Abstract

The aim of this study was to determine the total phenolic content (TPC), antioxidant activity, ascorbic acid content and antimicrobial activity of extracts obtained from cocoa pod husk, banana peel and pineapple peel. Banana peel had significantly highest total phenolic content (154.50 mg GAE/g) followed by pineapple peel (140.37 mg GAE/g) and cocoa pod husk (114.08 mg GAE/g). Antioxidant activity of these samples measured using DPPH assays. Banana peel showed significantly higher DPPH scavenging activity (95.74%) compared to pineapple peel (84.96%) and cocoa pod husk (68.33%). Pineapple peel resulted in significantly higher (44.19 ppm) ascorbic acid as measured using High performance liquid chromatography (HPLC) method compared to banana peel (28.56 ppm). Cocoa pod husk, banana peel and pineapple peel were observed for antimicrobial activity against Escherichia coli, Staphylococcus aureus and penicillium.
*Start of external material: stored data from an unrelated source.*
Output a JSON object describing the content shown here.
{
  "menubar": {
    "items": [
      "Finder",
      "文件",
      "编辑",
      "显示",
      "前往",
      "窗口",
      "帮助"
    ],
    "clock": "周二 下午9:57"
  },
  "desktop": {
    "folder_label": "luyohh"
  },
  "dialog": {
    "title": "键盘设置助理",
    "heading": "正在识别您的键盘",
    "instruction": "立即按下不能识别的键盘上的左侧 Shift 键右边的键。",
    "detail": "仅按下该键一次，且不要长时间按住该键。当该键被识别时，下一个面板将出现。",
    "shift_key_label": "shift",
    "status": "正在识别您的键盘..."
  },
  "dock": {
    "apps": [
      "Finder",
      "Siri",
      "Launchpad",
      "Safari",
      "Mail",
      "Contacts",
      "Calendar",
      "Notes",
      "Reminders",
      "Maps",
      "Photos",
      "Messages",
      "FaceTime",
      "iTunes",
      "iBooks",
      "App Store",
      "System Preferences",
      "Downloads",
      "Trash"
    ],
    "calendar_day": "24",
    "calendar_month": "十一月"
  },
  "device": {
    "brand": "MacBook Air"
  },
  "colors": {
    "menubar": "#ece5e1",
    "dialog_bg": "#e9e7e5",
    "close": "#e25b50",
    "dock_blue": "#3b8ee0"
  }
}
Samples extract at different concentrations in E. coli, S.aureus and penicillium-seeded Mueller-Hinton agar medium, resulted zone of inhibition after 24 h incubation in 37°C for bacteria and 72 h incubation in 28ºC. Banana peel at 20 and 25mg/ml against S.aureus resulted in zone of inhibition 9.67, 11.67 mm and cocoa pod husk with 8.00, 9.67 mm respectively. Cocoa pod husk at 15, 20 and 25mg/ml against E.coli resulted in zone of inhibition 7.33, 9.33 and 10.33 mm and banana peel with 6.67, 7.33 and 7.67 mm respectively. Pineapple peel does not showed any inhibition zone against tested bacteria and fungi.